Everyday comments expose far more than we think.

Casual phrases can triangulate where you live, your daily routines, or who you are - even without geotags.
Data brokers and AI systems can piece together small signals into a complete picture of identity.
What’s missing: a default-on, usable layer of defense that teaches safer commenting habits in real time.

Privify was inspired by the idea of a Grammarly-style privacy coach - a system that warns you before you post and helps you build healthier online behavior over time.

🎯 Our Goal

We aim to protect users at two levels:

Flag risky comments before they’re posted - especially those revealing location, routines, contact info, or identity clues.
Keep evaluation secure - even TikTok’s servers (or any host platform) cannot read the original comment or the risk evaluation result.
Teach for the future - provide concise, on-device reasoning and long-term insights so users naturally form safer patterns online.

⚡ What It Does

🔒 1. Privacy Guard (Inline Comment Analyzer)

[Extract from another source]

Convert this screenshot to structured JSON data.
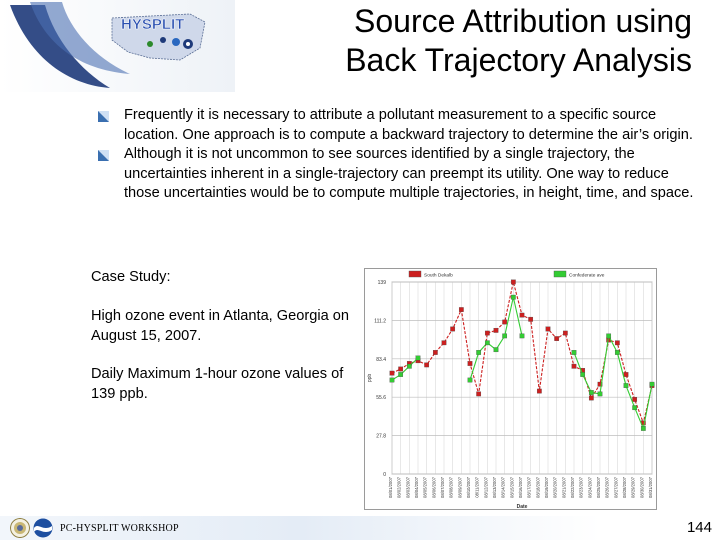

Runs before a comment is posted.
Text is encrypted client-side.
TikTok’s servers process the ciphertext via FHE-enabled classifiers.
Returns encrypted results → decrypted locally.
User sees real-time alerts: e.g. “This reveals your location”.
Concise reasoning powered by TinyLlama (1.1B) - fast, on-device, Grammarly-style hints.

📊 2. Privacy Dashboard

Aggregates encrypted results across a user’s comment history.
Shows trends, distributions, and high-risk patterns without ever exposing raw text.
Generates targeted recommendations via Phi-3 (3.8B) - a long-context on-device model.
Helps users understand and improve their “privacy health” over time.

🛠️ Solution Overview

1. All-round encryption

Comments are encrypted client-side.
No raw data leaves the device.

2. FHE-enabled inference (Full Homomorphic Encryption)

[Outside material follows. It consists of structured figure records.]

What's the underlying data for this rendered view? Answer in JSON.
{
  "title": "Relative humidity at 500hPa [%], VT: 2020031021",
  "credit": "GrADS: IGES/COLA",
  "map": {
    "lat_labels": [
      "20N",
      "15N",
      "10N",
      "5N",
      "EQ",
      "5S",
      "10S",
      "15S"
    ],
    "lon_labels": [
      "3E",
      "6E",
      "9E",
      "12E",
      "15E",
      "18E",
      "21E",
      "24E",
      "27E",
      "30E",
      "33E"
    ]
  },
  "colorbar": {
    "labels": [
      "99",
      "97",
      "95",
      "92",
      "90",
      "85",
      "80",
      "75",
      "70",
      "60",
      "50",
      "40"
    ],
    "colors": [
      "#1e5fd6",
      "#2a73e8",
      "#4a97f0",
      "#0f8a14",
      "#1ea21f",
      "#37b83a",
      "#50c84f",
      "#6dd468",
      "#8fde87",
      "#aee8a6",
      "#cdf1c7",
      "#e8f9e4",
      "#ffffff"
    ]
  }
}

Server models (compiled with Concrete-ML) operate directly on ciphertext.
Classifiers detect PII categories like geolocation, contacts, routines.
Risk scores calculated directly on ciphertext.

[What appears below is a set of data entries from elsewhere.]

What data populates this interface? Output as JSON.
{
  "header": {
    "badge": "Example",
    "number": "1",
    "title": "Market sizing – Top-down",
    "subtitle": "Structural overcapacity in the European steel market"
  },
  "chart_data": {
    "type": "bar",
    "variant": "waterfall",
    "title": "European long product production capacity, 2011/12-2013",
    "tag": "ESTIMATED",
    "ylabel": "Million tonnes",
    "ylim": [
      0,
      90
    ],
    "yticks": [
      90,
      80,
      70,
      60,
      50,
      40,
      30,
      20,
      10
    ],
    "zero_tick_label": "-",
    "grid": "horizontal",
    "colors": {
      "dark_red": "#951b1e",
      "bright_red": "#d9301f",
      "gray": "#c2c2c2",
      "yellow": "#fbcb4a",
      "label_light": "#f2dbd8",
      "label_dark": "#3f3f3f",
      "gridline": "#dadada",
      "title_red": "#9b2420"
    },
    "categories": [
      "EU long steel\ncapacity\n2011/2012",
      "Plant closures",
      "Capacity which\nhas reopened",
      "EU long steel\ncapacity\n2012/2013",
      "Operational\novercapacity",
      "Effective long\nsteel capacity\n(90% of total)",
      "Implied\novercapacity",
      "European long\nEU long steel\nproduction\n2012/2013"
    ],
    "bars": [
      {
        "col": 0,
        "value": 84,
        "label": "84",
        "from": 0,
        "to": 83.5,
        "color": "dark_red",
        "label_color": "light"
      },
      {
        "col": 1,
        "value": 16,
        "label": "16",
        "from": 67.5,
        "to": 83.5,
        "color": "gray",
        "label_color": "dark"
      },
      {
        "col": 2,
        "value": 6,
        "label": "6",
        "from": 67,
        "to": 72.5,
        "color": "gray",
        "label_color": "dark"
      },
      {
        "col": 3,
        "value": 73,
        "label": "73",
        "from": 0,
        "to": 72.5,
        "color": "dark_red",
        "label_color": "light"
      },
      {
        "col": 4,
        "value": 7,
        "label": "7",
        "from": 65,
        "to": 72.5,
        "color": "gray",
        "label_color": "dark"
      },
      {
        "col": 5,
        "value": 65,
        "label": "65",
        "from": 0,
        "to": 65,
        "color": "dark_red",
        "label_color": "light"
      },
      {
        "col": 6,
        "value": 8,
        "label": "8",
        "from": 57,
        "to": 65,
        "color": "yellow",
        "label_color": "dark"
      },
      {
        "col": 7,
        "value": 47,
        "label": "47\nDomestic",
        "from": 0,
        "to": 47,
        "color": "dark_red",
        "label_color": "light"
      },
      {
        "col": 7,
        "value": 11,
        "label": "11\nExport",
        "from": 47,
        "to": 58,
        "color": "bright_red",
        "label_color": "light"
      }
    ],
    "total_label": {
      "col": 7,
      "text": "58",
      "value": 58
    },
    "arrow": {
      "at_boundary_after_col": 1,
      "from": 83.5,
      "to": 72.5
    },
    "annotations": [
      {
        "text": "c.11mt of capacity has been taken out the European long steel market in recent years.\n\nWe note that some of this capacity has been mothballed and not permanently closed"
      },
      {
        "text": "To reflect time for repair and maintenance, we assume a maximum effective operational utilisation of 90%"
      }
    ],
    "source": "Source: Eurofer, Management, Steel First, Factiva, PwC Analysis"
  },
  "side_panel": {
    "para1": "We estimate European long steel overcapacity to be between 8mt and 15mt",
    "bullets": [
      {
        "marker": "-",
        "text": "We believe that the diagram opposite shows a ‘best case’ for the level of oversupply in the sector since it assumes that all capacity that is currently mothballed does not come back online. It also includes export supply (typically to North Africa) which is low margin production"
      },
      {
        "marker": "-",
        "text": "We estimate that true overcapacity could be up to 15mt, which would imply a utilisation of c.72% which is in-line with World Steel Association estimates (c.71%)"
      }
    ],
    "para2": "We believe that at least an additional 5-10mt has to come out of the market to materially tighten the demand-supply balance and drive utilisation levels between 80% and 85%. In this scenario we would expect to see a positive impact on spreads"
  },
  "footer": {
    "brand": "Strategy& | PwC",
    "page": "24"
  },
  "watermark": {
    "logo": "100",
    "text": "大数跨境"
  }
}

3. On-device SLM reasoning

TinyLlama: quick inline explanations highlighting 'reasoning' and 'suggestion' for flagged comment.
Phi-3: deeper, long-form insights for privacy dashboard.

4. Privacy Health Dashboard

Aggregates only encrypted or post-decryption labels.
Users see trendlines, risk segments, and actionable suggestions - all computed client-side.

💻 Tech Stack

Frontend: Lynx (Mobile), React (Web)
Backend ML: scikit-learn + Python
Encryption: Concrete-ML (FHE)
On-device SLMs: HuggingFace (TinyLlama, Phi-3)

📚 What We Learned

FHE in practice: Concrete-ML makes encrypted inference feasible, but demands thoughtful feature design for latency + accuracy.
SLM trade-offs: Tiny models can deliver transparent, low-latency rationales; larger edge models like Phi-3 shine for extended insights and coaching.
Prompt tuning matters: Careful instruction design improves clarity and conciseness of feedback.

🚀 What’s Next

Expanded PII taxonomy & multilingual support: detecting nuanced identity/location cues across languages.
Deeper coaching: long-context Phi-3 sessions for habit formation, goal tracking, and private multi-device sync.